Three years ago this month, the Miami Marlins traded their 26-year-old left fielder – with two years left of team control and a bat that was finally showing its potential – for four prospects, three of them pitchers.

Marcell Ozuna was shipped to St. Louis, where he put up two mediocre seasons for the Cardinals before he hit the free agent market, where he now finds himself once again.

It worked out just fine for the Marlins, who landed flamethrower Sandy Alcantara (3.71 ERA since the deal), Daniel Castana (3.03 ERA), Zac Gallen (2.78 ERA) and outfielder Magneuris Sierra (.576 OPS).

Why is this trade relevant to the Red Sox this winter?

They’ve got their own 26-year-old left fielder with two years left of team control, but a bat that hasn’t yet lived up to its potential, in Andrew Benintendi.

As the Red Sox continue to search the free agent market and consider their options via trade, Benintendi’s name sure comes up often. He’s far from an integral member of the Sox’ organization, but can be. They don’t have a lot of big league pieces that are both expendable and valuable, but Benintendi is both of those.

They don’t have a deep enough farm system to dig into. And they already have a pair of corner outfielders on their roster in Alex Verdugo and Hunter Renfroe.

Verdugo is an everyday player, not a platoon player, as he showed quite clearly in 2020. Barring an unlikely scenario in which Verdugo is the everyday center fielder, Renfroe’s platoon at-bats should be coming at the expense of Benintendi, who has a career .691 OPS against lefties and could use the respite.

The Red Sox will need another outfielder, preferably one who can play center field quite well. This position will be crowded.

So what do they do? Trade Benintendi and try to add some young pitching depth to their organization? Or hold onto the former No. 7 overall pick and hope his sweet swing from the left side is about to bust out after a lost year due to a rib cage injury?

That all depends on the return that chief baseball officer Chaim Bloom is able to fetch. It’s not a perfect time to be dealing a left-handed hitting outfielder, given there are a few good ones on the free agent market in Michael Brantley, Joc Pederson and, yes, Jackie Bradley Jr.

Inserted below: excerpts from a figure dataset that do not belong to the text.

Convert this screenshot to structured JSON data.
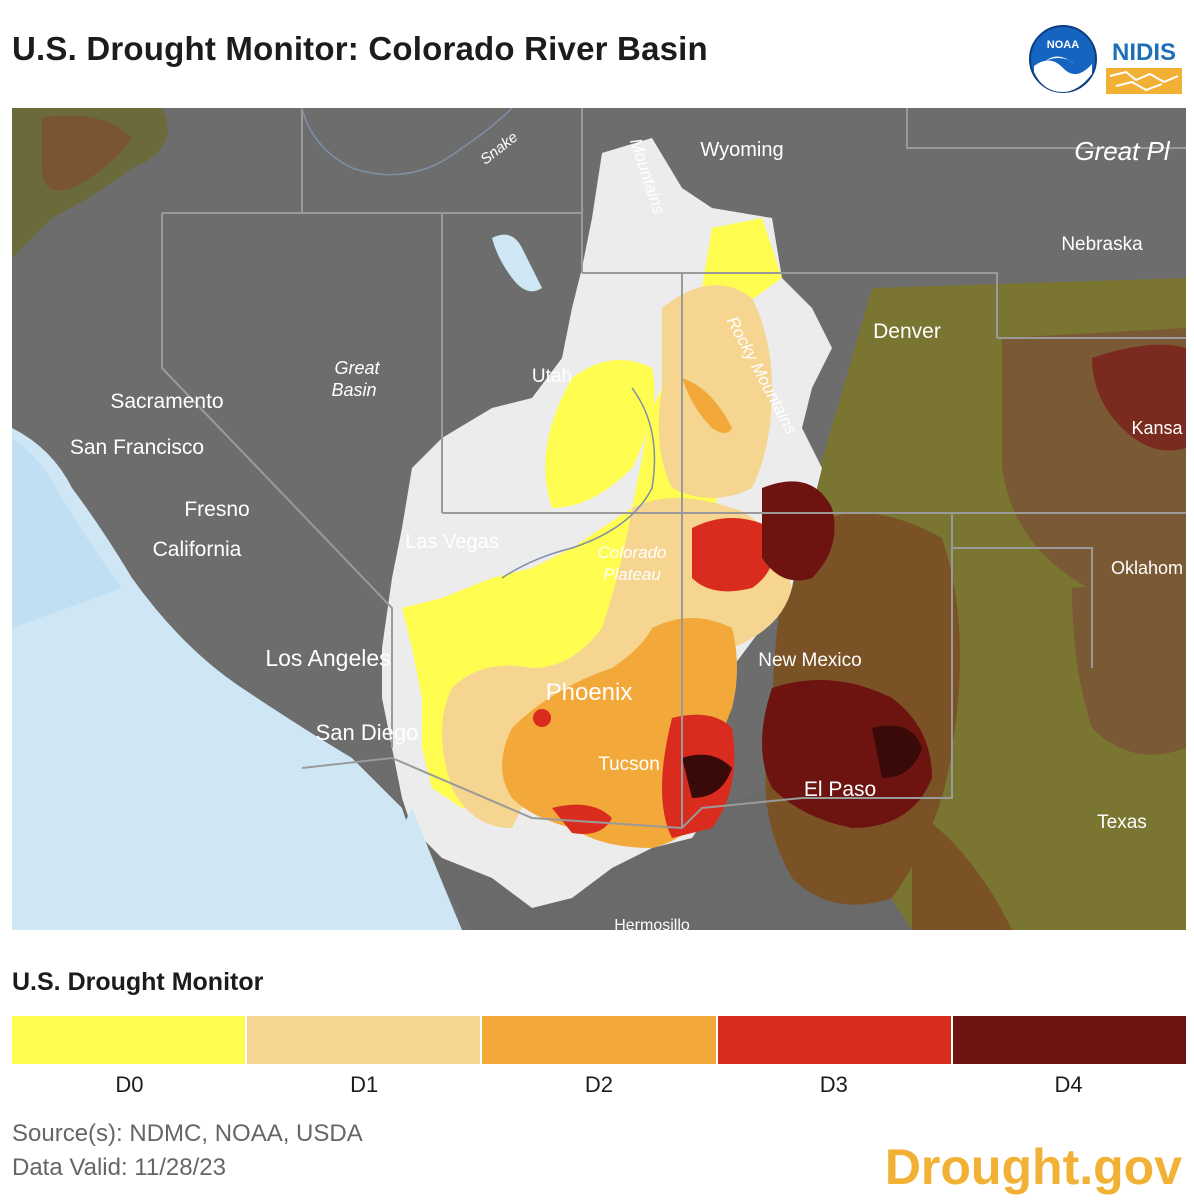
{
  "title": "U.S. Drought Monitor: Colorado River Basin",
  "logos": {
    "noaa": "NOAA",
    "nidis": "NIDIS"
  },
  "map": {
    "labels": {
      "wyoming": "Wyoming",
      "great_plains": "Great Pl",
      "nebraska": "Nebraska",
      "denver": "Denver",
      "kansas": "Kansa",
      "utah": "Utah",
      "great_basin_1": "Great",
      "great_basin_2": "Basin",
      "sacramento": "Sacramento",
      "san_francisco": "San Francisco",
      "fresno": "Fresno",
      "california": "California",
      "las_vegas": "Las Vegas",
      "colorado_plateau_1": "Colorado",
      "colorado_plateau_2": "Plateau",
      "oklahoma": "Oklahom",
      "new_mexico": "New Mexico",
      "los_angeles": "Los Angeles",
      "phoenix": "Phoenix",
      "san_diego": "San Diego",
      "tucson": "Tucson",
      "el_paso": "El Paso",
      "texas": "Texas",
      "snake": "Snake",
      "mountains_top": "Mountains",
      "rocky_mountains": "Rocky Mountains",
      "hermosillo": "Hermosillo"
    }
  },
  "legend": {
    "title": "U.S. Drought Monitor",
    "categories": [
      {
        "label": "D0",
        "color": "#fffe50"
      },
      {
        "label": "D1",
        "color": "#f6d590"
      },
      {
        "label": "D2",
        "color": "#f2a93a"
      },
      {
        "label": "D3",
        "color": "#d92c1f"
      },
      {
        "label": "D4",
        "color": "#6e1410"
      }
    ]
  },
  "footer": {
    "source": "Source(s): NDMC, NOAA, USDA",
    "valid": "Data Valid: 11/28/23",
    "brand": "Drought.gov"
  }
}
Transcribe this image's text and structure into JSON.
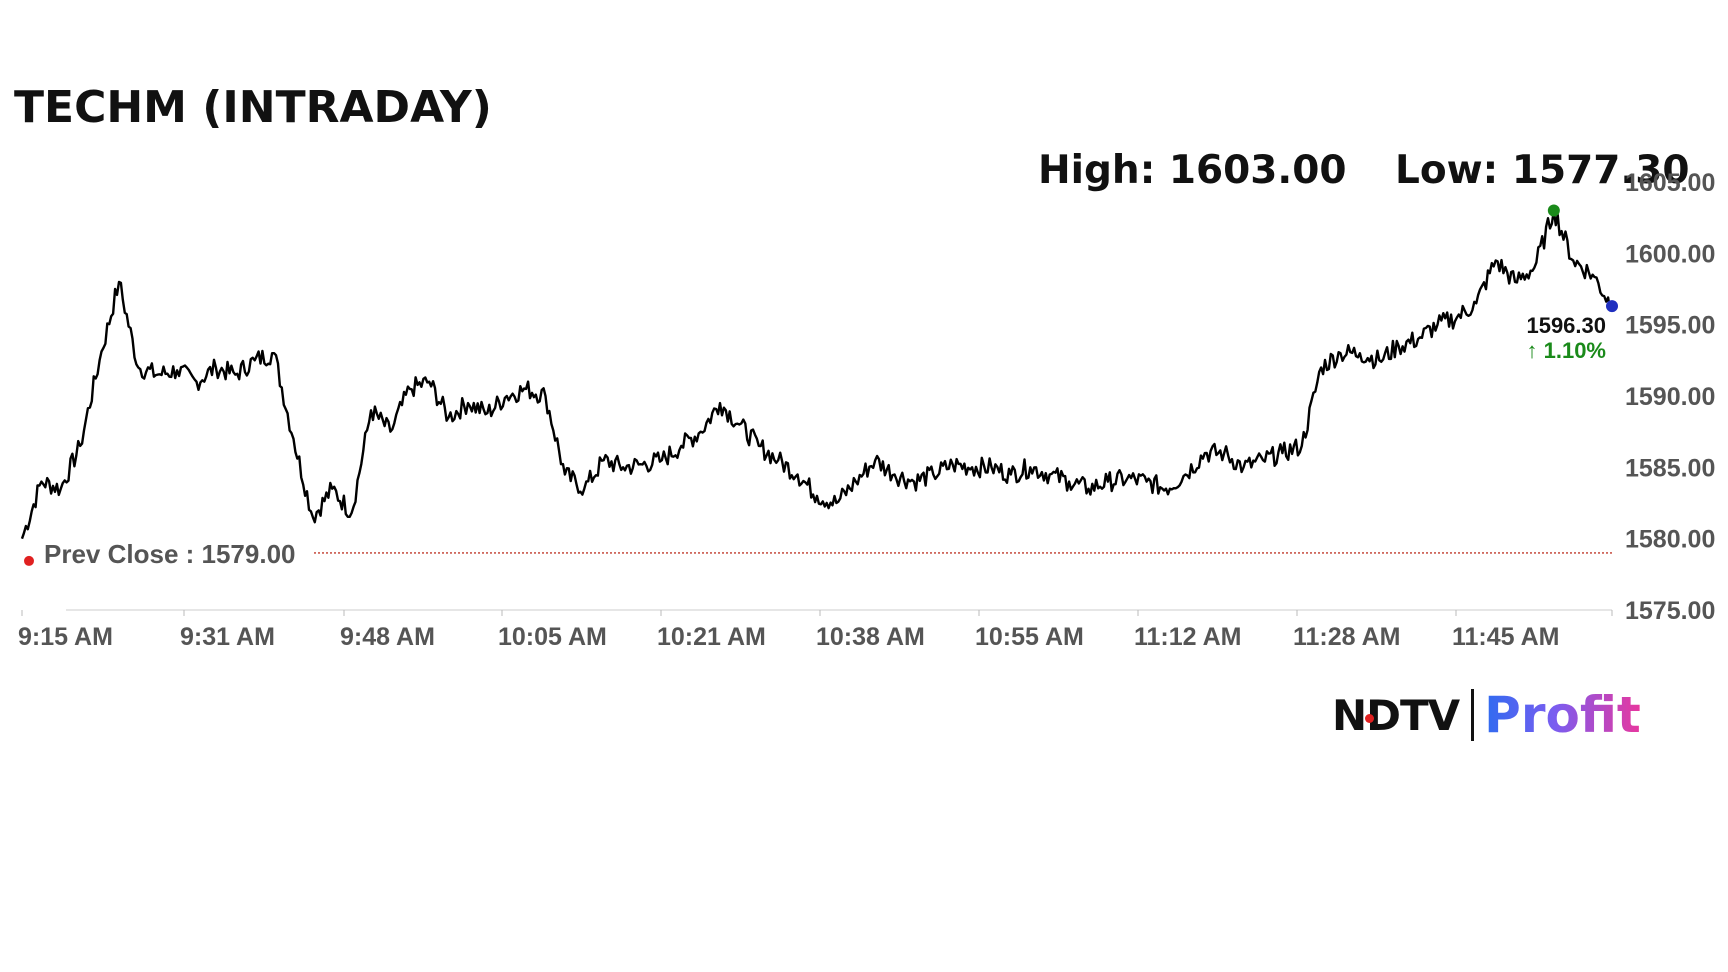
{
  "header": {
    "title": "TECHM (INTRADAY)",
    "high_text": "High: 1603.00",
    "low_text": "Low: 1577.30"
  },
  "logo": {
    "brand": "NDTV",
    "product": "Profit"
  },
  "colors": {
    "line": "#000000",
    "prev_close": "#c0392b",
    "high_marker": "#1a8a1a",
    "last_marker": "#1f2fbf",
    "change_up": "#1a8a1a"
  },
  "chart_data": {
    "type": "line",
    "title": "TECHM (INTRADAY)",
    "xlabel": "",
    "ylabel": "",
    "ylim": [
      1575,
      1605
    ],
    "x_ticks": [
      "9:15 AM",
      "9:31 AM",
      "9:48 AM",
      "10:05 AM",
      "10:21 AM",
      "10:38 AM",
      "10:55 AM",
      "11:12 AM",
      "11:28 AM",
      "11:45 AM"
    ],
    "y_ticks": [
      "1575.00",
      "1580.00",
      "1585.00",
      "1590.00",
      "1595.00",
      "1600.00",
      "1605.00"
    ],
    "high": 1603.0,
    "low": 1577.3,
    "prev_close": 1579.0,
    "prev_close_label": "Prev Close : 1579.00",
    "last_price_label": "1596.30",
    "change_label": "↑ 1.10%",
    "grid": false,
    "series": [
      {
        "x": [
          "9:15 AM",
          "9:17 AM",
          "9:19 AM",
          "9:21 AM",
          "9:23 AM",
          "9:25 AM",
          "9:27 AM",
          "9:29 AM",
          "9:31 AM",
          "9:33 AM",
          "9:35 AM",
          "9:37 AM",
          "9:39 AM",
          "9:41 AM",
          "9:43 AM",
          "9:45 AM",
          "9:47 AM",
          "9:49 AM",
          "9:51 AM",
          "9:53 AM",
          "9:55 AM",
          "9:57 AM",
          "9:59 AM",
          "10:01 AM",
          "10:03 AM",
          "10:05 AM",
          "10:07 AM",
          "10:09 AM",
          "10:11 AM",
          "10:13 AM",
          "10:15 AM",
          "10:17 AM",
          "10:19 AM",
          "10:21 AM",
          "10:23 AM",
          "10:25 AM",
          "10:27 AM",
          "10:29 AM",
          "10:31 AM",
          "10:33 AM",
          "10:35 AM",
          "10:37 AM",
          "10:39 AM",
          "10:41 AM",
          "10:43 AM",
          "10:45 AM",
          "10:47 AM",
          "10:49 AM",
          "10:51 AM",
          "10:53 AM",
          "10:55 AM",
          "10:57 AM",
          "10:59 AM",
          "11:01 AM",
          "11:03 AM",
          "11:05 AM",
          "11:07 AM",
          "11:09 AM",
          "11:11 AM",
          "11:13 AM",
          "11:15 AM",
          "11:17 AM",
          "11:19 AM",
          "11:21 AM",
          "11:23 AM",
          "11:25 AM",
          "11:27 AM",
          "11:29 AM",
          "11:31 AM",
          "11:33 AM",
          "11:35 AM",
          "11:37 AM",
          "11:39 AM",
          "11:41 AM",
          "11:43 AM",
          "11:45 AM",
          "11:47 AM",
          "11:49 AM",
          "11:51 AM",
          "11:53 AM",
          "11:55 AM",
          "11:57 AM",
          "11:59 AM"
        ],
        "values": [
          1580.0,
          1584.0,
          1583.5,
          1586.5,
          1592.5,
          1598.0,
          1592.0,
          1591.5,
          1591.8,
          1591.0,
          1592.0,
          1591.5,
          1592.5,
          1593.0,
          1587.0,
          1581.5,
          1583.5,
          1581.8,
          1589.0,
          1587.5,
          1590.5,
          1591.0,
          1588.5,
          1589.5,
          1588.8,
          1590.0,
          1590.5,
          1590.0,
          1584.5,
          1583.5,
          1585.5,
          1585.0,
          1585.2,
          1585.5,
          1586.5,
          1587.5,
          1589.5,
          1588.0,
          1586.5,
          1585.5,
          1584.5,
          1583.0,
          1582.5,
          1584.0,
          1585.5,
          1584.5,
          1584.0,
          1584.5,
          1585.2,
          1585.0,
          1585.0,
          1584.5,
          1585.0,
          1584.5,
          1584.0,
          1583.5,
          1584.0,
          1584.2,
          1584.0,
          1583.5,
          1584.5,
          1586.0,
          1586.0,
          1585.0,
          1585.5,
          1586.0,
          1586.5,
          1592.0,
          1593.0,
          1593.0,
          1592.5,
          1593.5,
          1594.0,
          1595.0,
          1595.5,
          1596.5,
          1599.5,
          1598.0,
          1599.0,
          1603.0,
          1599.5,
          1598.5,
          1596.3
        ]
      }
    ]
  }
}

There is one key difference between Benintendi (career .789 OPS) and Ozuna (.786 OPS before he was traded). While Benintendi is coming off his worst career season, Ozuna was coming off a near-MVP season in 2017: .312 average, .924 OPS, 37 homers and a Gold Glove in left field.

But while Ozuna was never ranked better than a No. 75 overall prospect by Baseball America and struggled to impress during his first four big league seasons, Benintendi was once the unanimous No. 1 prospect in baseball and has 3 1/2 very good seasons on his resume already.

What Ozuna showed in results, many believe Benintendi has in potential.

It’s interesting to look back at Cardinals’ General Manager John Mozeliak’s comments about Ozuna when the team acquired him. It sounds as if he could be talking about Benintendi.

“Whenever I watched him, I was like, ‘he could be so good,'” Mozeliak said of Ozuna at the time. “I always sort of wondered why he wasn’t. What do great players do that other players don’t? When they do things, they make it look easy. He always had a quick bat, would hit the ball hard, and I always just sort of wondered why he didn’t do more.”

And here’s what Bloom said of Benintendi at the end of his injury-plagued 2020 season:

“This is a guy who has shown the ability to perform at a really high level, including in some really critical situations. Still young. Still has all that ability. It’s just a shame his year kind of got wiped out.”

Red Sox Manager Alex Cora got the best out of Benintendi in 2018, but oversaw his drop-off in ’19.

“When this kid got drafted, he was probably the best hitting prospect coming out of college,” Cora said recently. “Those first-rounders, they don’t get lucky, they’re good. I still believe Andrew Benintendi is a good player, I think Andrew Benintendi is an impactful player and we need to get him back to that mindset that he had in ’18 and even in ’17.”

At this point it’s hard to wonder if we’ve already seen exactly the player he is: a good gap-to-gap doubles hitter with a little power, a little speed and below-average defense in left field, where he was considered the worst in the American League in 2019.

The Red Sox have some young pitching about ready to make an impact in Tanner Houck, Jay Groome, Bryan Mata and Thad Ward. They could certainly use some more after they traded a pair of their best relievers in Brandon Workman and Heath Hembree in 2020.

Benintendi, who will make $6.6 million in 2021 before his final year of arbitration-eligibility in 2022, might be the best trade chip they have.